MEDIUM Hook handler uses execSync with unsanitized interpolated path -12

The suggested hook handler constructs a shell execution path via template literal from event.context.workspaceDir without sanitization. If the workspace directory contains shell metacharacters, this could result in command injection when the hook fires.

LOW Personal script incorrectly published to shared marketplace -25

The skill is non-functional as shipped for all users other than 'kevin'. This strongly suggests it is a personal script extracted from a personal environment without proper generalization, raising questions about the author's intent and quality control for the marketplace submission.

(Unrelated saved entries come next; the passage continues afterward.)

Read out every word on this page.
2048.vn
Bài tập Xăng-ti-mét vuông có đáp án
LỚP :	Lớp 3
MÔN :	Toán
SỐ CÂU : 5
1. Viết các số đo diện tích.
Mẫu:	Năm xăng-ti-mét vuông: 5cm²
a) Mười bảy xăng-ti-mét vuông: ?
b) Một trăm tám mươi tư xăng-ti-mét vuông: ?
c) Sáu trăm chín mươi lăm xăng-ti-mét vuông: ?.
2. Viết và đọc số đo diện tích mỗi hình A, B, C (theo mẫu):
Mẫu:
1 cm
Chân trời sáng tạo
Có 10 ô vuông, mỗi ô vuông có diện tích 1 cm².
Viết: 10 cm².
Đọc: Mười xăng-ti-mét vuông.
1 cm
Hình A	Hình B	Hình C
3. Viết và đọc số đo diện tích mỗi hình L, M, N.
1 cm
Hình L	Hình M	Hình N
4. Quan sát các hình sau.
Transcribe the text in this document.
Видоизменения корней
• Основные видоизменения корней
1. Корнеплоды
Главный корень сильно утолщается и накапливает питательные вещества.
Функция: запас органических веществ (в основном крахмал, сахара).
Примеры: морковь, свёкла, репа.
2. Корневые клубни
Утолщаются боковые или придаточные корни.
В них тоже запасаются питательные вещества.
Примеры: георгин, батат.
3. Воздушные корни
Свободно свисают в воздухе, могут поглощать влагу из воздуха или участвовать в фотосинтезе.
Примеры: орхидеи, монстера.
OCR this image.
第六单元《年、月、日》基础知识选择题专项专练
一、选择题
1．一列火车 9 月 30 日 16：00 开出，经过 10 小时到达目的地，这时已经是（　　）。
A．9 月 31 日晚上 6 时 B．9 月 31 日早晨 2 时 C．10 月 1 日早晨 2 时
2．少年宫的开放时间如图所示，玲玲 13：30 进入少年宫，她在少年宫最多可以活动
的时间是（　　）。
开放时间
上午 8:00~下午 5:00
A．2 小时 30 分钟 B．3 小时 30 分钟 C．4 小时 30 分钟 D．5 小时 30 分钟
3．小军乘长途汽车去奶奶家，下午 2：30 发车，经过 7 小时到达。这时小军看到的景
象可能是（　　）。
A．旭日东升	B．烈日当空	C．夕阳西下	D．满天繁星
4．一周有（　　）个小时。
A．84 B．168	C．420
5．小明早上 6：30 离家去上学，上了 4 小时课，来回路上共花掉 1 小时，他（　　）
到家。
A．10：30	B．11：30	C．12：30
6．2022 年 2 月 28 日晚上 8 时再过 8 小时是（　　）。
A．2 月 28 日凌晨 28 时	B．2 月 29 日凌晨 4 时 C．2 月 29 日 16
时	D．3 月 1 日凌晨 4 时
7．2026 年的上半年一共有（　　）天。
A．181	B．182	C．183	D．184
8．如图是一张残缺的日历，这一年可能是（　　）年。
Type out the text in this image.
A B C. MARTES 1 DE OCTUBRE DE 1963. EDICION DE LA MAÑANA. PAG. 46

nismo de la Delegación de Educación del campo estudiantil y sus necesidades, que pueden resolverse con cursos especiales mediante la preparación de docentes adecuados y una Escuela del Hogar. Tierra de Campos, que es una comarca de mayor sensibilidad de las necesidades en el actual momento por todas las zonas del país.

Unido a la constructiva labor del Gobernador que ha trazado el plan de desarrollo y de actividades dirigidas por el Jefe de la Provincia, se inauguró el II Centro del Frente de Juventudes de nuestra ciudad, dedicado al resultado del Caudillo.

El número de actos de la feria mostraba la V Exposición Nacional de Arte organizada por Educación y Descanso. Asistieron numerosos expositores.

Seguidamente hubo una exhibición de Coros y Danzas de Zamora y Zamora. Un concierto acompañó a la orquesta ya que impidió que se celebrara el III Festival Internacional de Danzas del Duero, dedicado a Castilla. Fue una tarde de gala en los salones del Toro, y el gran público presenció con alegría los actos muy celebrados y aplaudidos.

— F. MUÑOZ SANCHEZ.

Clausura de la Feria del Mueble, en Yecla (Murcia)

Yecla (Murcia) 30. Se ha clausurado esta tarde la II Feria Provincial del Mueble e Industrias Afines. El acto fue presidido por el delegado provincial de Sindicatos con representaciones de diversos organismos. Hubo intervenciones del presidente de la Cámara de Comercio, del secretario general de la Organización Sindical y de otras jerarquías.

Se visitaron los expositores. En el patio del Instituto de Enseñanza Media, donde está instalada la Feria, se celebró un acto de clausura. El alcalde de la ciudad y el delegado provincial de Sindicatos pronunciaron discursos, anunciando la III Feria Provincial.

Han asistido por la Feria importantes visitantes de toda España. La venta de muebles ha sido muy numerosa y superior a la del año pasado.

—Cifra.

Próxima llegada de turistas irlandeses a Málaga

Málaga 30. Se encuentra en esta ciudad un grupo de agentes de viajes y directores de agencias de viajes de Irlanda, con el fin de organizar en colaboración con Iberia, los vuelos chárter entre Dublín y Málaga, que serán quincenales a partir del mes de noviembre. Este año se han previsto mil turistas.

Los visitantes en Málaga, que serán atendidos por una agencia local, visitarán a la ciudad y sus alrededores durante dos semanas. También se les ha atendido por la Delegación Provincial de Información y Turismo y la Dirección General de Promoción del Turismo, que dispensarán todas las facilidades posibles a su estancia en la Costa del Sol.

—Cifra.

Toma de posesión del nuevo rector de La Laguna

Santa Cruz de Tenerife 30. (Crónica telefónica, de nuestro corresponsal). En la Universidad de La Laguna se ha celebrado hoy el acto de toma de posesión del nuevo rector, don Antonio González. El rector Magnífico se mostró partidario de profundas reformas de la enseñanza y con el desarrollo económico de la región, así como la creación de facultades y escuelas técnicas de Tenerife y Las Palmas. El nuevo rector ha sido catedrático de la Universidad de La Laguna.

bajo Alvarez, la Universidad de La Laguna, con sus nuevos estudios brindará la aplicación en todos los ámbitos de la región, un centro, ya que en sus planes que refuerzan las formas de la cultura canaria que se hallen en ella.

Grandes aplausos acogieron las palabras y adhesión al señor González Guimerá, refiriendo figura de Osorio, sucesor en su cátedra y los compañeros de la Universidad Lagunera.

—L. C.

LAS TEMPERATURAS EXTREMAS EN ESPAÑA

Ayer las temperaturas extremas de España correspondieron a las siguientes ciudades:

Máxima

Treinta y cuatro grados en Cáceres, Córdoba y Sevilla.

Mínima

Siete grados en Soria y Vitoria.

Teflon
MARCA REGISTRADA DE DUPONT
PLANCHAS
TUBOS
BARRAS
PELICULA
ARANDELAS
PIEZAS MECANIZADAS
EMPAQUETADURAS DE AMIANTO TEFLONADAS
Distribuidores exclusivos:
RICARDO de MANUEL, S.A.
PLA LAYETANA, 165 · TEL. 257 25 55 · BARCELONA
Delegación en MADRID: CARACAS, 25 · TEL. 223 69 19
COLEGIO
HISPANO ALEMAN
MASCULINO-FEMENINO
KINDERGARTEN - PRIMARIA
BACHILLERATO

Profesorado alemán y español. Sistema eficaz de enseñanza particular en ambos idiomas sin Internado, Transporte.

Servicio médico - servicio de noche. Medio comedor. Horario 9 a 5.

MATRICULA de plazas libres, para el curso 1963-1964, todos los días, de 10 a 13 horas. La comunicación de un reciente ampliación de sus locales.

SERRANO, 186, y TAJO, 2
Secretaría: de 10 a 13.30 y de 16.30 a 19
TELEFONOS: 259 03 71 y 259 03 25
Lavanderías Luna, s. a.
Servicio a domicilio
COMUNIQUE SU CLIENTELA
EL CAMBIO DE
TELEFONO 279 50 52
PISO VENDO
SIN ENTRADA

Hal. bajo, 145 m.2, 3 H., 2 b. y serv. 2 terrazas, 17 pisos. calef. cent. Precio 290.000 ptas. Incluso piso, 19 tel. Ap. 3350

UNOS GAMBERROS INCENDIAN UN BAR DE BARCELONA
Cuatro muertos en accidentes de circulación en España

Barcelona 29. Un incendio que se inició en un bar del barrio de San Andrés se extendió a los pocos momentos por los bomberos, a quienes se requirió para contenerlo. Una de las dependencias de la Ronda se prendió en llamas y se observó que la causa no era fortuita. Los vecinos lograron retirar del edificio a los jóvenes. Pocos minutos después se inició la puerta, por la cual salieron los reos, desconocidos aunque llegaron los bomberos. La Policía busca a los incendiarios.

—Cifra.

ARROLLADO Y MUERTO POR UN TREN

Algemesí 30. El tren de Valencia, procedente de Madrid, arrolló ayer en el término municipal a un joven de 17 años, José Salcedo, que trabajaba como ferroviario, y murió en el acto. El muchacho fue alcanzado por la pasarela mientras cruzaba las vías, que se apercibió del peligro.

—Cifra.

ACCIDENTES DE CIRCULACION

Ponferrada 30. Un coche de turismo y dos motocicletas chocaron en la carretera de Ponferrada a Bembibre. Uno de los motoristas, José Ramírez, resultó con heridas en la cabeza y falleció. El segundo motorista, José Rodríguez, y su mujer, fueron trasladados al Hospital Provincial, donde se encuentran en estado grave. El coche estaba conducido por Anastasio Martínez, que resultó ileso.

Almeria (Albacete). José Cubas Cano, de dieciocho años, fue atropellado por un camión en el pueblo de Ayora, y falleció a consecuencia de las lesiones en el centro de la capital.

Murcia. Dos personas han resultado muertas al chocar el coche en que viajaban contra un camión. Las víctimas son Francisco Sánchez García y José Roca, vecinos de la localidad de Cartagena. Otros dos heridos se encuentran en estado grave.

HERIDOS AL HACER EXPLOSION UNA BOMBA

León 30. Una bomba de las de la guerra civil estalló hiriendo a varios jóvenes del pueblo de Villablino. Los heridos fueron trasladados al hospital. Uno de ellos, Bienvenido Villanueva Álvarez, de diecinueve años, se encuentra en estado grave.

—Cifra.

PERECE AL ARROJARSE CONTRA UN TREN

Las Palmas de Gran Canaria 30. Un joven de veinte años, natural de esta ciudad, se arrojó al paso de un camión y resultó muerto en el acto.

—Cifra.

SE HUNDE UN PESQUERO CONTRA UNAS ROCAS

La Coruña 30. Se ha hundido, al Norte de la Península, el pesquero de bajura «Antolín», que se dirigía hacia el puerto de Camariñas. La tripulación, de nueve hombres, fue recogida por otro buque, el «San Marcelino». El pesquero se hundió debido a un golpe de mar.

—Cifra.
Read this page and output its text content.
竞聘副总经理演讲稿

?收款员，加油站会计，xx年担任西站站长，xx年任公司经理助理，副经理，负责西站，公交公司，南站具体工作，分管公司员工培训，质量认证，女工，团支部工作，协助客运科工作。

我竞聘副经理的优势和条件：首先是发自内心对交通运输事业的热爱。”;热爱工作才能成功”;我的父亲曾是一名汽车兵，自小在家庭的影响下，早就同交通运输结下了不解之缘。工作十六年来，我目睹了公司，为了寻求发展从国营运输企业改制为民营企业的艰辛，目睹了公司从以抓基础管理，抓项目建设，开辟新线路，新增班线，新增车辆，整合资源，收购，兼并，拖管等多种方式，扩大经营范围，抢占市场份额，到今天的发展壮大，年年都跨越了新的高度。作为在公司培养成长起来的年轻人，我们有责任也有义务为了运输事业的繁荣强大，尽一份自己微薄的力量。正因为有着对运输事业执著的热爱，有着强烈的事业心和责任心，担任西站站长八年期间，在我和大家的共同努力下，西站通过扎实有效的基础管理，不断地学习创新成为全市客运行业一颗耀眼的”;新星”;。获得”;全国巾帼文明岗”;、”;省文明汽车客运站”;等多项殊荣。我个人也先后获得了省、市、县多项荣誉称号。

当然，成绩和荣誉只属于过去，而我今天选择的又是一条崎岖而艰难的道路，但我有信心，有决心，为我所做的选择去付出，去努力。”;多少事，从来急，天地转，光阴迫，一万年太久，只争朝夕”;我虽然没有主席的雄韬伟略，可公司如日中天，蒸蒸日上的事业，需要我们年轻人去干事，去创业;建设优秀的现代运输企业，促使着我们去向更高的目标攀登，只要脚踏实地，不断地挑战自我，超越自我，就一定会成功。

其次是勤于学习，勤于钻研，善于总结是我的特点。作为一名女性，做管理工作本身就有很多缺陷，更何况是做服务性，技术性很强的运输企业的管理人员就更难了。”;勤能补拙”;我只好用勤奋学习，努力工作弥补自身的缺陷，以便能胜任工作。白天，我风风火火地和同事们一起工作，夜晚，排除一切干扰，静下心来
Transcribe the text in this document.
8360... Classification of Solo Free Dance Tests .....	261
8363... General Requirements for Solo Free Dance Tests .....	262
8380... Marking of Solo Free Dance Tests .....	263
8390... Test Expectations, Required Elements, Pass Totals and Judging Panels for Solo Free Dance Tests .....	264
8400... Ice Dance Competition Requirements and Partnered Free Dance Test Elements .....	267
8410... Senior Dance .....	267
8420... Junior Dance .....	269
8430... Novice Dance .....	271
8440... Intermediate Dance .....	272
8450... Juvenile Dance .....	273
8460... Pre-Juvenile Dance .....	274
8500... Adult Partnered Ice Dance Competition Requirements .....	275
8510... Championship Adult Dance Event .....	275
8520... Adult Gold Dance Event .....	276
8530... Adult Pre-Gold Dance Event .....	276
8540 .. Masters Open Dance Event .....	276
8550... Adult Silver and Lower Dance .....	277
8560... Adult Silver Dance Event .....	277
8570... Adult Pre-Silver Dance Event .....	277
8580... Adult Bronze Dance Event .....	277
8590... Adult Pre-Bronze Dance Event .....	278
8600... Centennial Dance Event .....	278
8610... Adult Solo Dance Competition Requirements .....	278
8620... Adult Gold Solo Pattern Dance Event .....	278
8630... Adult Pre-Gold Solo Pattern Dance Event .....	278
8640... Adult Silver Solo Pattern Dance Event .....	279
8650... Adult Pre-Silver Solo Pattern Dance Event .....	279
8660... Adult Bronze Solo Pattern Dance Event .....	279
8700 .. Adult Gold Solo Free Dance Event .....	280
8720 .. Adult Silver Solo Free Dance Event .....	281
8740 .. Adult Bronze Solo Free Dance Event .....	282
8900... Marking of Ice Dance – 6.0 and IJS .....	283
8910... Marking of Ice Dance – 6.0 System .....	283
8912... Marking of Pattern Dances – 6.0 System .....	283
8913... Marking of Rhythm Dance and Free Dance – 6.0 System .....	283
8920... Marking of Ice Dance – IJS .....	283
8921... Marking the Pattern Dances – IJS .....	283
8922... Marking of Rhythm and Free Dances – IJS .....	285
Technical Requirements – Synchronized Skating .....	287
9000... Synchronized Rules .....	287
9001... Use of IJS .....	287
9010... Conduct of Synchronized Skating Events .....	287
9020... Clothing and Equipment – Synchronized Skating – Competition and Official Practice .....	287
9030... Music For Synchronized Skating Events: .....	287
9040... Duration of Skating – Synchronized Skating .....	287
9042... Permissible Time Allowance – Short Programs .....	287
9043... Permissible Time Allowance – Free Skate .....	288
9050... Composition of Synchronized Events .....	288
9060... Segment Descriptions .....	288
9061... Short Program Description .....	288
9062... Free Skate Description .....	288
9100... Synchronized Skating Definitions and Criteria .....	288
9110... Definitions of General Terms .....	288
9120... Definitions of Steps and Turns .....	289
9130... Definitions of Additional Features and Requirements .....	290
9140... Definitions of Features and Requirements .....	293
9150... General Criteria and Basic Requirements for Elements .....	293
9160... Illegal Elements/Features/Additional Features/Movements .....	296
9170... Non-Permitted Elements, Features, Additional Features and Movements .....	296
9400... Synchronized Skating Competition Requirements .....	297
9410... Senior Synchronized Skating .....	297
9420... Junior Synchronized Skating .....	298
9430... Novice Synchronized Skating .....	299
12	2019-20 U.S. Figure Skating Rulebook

LOW Project directory structure persisted in agent memory -8

The skill writes directory names and .md filenames from ~/projects (up to 3 levels deep) into MEMORY.md on every invocation. This reveals the user's project organization, file naming conventions, and potentially sensitive project names in the agent's persistent context.

INFO Canary credential files accessed during monitoring window -15

Files .env, id_rsa, .aws/credentials, .npmrc, docker/config.json, and gcloud application_default_credentials.json were opened and accessed at 04:38:41 and 04:38:59. Timing and process context indicate these accesses originate from audit infrastructure SSH/PAM authentication and post-install canary verification, not from skill code. All files remain intact with no exfiltration detected.